Graphical depiction of a neural network courtesy of Mike MacKenzie. (Source: www.vpnsrus.com)

Automated Machine Learning Evolves in Google Experiment

Google posted a research paper on arXiv recently about successfully creating a machine learning model that writes its own algorithms—and reported that AutoML-Zero is “evolving” algorithms on its own.

According to a story on BigThink.com, machine learning has already had a major impact in terms of enabling computers to monitor social media, diagnose medical conditions and drive cars, but making incremental improvements on code is the next step forward and might pay dividends in the future.

“But while machine learning technology can do some things automatically, it still requires a lot of input from human engineers to set it up, and point it in the right direction. Inevitably, that means human biases and limitations are baked into the technology. …So, what if scientists could minimize their influence on the process by creating a system that generates its own machine-learning algorithms? Could it discover new solutions that humans never considered?”

Taking people out of the equation may sound far-fetched, but judging from the results of the research, with the right parameters, it might actually be beneficial.

Tristan Greene, a columnist for thenextweb.com, also believes that computers might work better without so much bro influence.
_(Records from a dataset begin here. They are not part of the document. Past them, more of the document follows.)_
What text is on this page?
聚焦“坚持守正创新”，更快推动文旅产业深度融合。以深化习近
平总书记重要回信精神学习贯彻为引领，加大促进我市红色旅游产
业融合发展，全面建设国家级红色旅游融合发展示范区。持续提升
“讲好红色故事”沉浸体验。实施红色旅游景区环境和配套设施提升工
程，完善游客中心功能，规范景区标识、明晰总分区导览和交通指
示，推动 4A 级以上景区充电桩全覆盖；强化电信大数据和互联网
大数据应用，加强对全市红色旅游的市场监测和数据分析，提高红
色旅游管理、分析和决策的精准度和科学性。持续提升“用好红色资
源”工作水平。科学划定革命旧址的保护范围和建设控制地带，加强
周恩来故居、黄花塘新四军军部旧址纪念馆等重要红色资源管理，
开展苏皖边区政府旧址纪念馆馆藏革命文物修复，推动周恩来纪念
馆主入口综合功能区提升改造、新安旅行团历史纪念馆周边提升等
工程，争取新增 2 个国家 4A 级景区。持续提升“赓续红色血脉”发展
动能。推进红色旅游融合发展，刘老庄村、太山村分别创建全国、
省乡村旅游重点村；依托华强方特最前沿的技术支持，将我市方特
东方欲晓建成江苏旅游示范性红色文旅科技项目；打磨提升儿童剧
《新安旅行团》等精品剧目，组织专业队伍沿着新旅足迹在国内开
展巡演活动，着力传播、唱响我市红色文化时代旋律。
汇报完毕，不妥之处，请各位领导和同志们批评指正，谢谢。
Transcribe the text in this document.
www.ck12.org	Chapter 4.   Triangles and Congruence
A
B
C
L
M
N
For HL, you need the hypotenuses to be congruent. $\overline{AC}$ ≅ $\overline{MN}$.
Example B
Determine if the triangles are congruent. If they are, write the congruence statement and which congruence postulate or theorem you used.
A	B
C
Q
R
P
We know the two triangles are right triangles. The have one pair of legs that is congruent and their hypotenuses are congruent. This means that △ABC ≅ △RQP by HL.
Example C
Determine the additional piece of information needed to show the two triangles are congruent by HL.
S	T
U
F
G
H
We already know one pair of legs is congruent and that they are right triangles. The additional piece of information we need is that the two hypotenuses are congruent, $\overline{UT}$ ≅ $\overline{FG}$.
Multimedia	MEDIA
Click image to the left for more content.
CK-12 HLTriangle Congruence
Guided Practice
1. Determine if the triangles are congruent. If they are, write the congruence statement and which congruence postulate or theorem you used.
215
Perhaps the most interesting byproduct of Google‘s quest to completely automate the act of generating algorithms and neural networks is the removal of human bias from our AI systems,” Greene writes. “Without us there to determine what the best starting point for development is, the machines are free to find things we’d never think of. …According to the researchers, AutoML-Zero already outperforms its predecessor and similar state-of-the-art machine learning-generation tools. Future research will involve setting a more narrow scope for the AI and seeing how well it performs in more specific situations using a hybrid approach that creates algorithms with a combination of ‘Zero’s’ self-discovery techniques and human-curated starter libraries.”

Google’s AutoML-Zero won’t be making its own version of HAL anytime soon, however, since the technology is still a long way off from being ready to handle complex tasks.